Şimdi lütfen etrafınıza şöyle bir bakınız. Toplumumuzda sıralanan bu özelliklerden bir emare görebiliyor musunuz? Heyhât!..
T. S. Eliot:  “Kültür, aslında herhangi bir toplumun dininin vücut bulmuş bir şeklidir” der. Bizim dinimiz Anadolu’da gönül hamuruyla yoğrularak vücut bulmuştur. Bu yüzdendir ki ecdadımız her şeyi gönüllü ve gönülden yapmışlardır. Onlar gönülden sevmişler, gönülden ibadet etmişler ve işlerini gönüllü yapmışlardır.

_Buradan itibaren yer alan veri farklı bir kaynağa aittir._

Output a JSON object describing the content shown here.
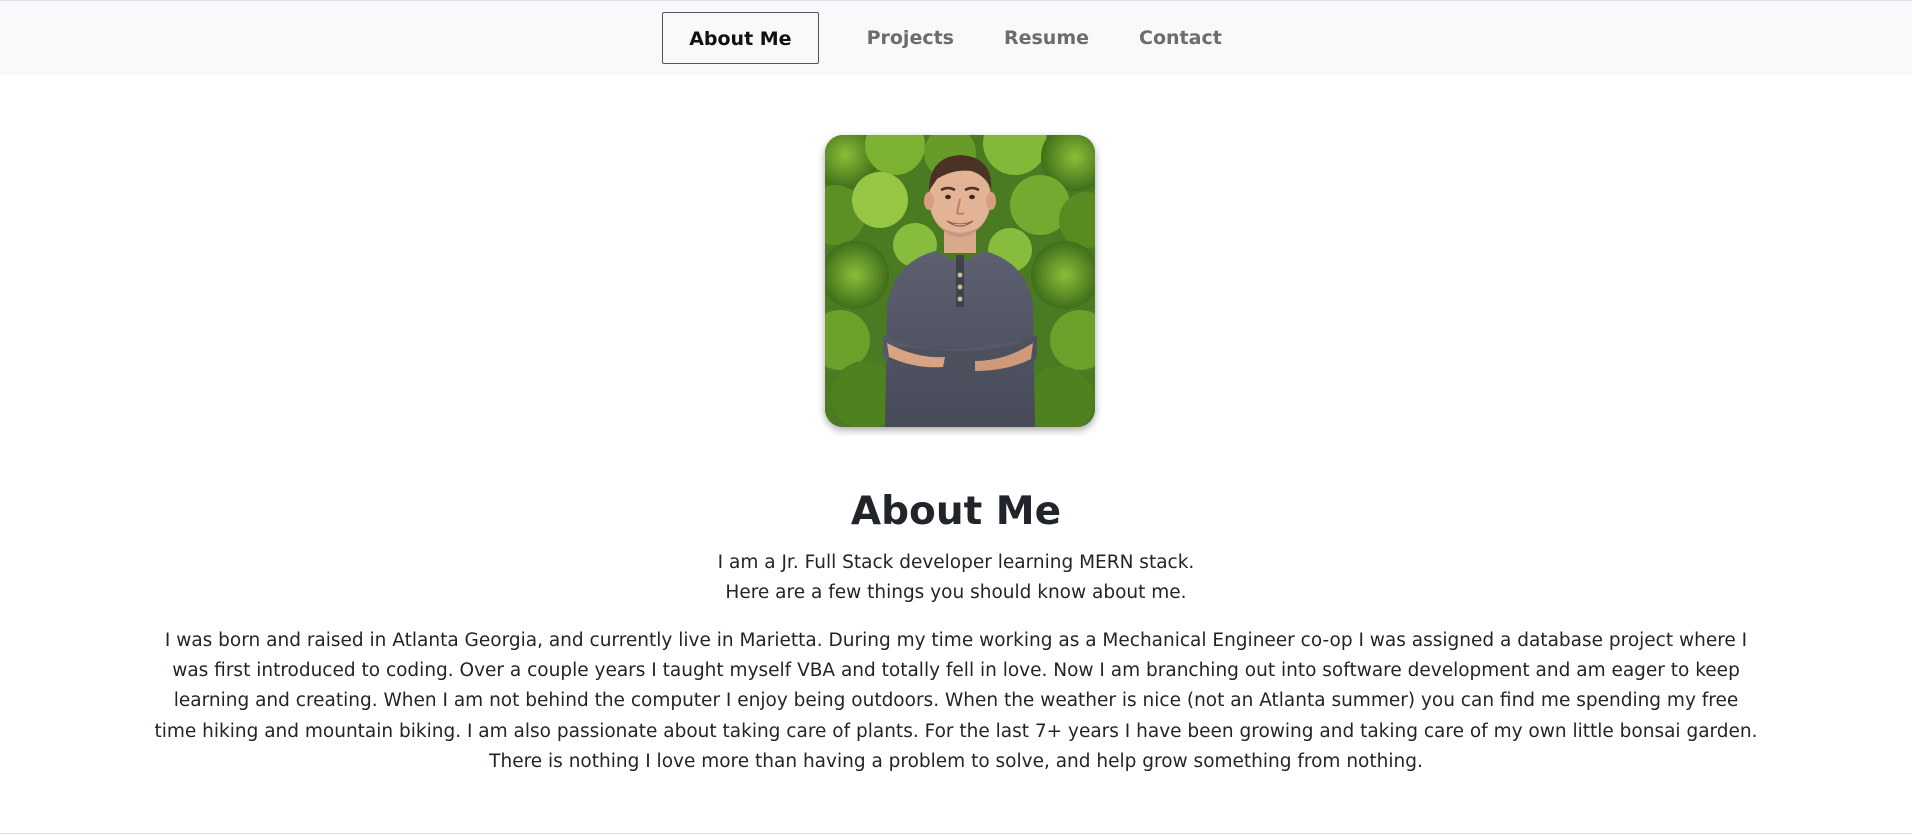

Anadolu’da ortaya çıkan gönül medeniyeti ve gönül Müslümanlığının temelinde yatan gerçek budur.
Günümüzde ise maalesef her şeyi gönülsüz yapıyoruz. Çalışmalarımız gönülsüz, ibadetlerimiz ihlâssız, eğitimizin zoraki... Gönülsüz yenen aş ya karın ağrıtır ya baş, demişler. Bu kadar gönülsüzlüğe ne baş dayanır ne karın. İkisi de ağrımaya başlayınca çareyi kafamızı midemize bağlayarak yiyip içip, gezip eğlenmede bulduk. İşte umumî manzaramız bu...
Yazımı bir beyitle noktalamak istiyorum:
“Türkleri necip millet yapan gönül kültüründen kalmamış hiçbir iz.
Bilmem hâlâ Türk’üz, Müslüman’ız demeye nasıl varır dilimiz?”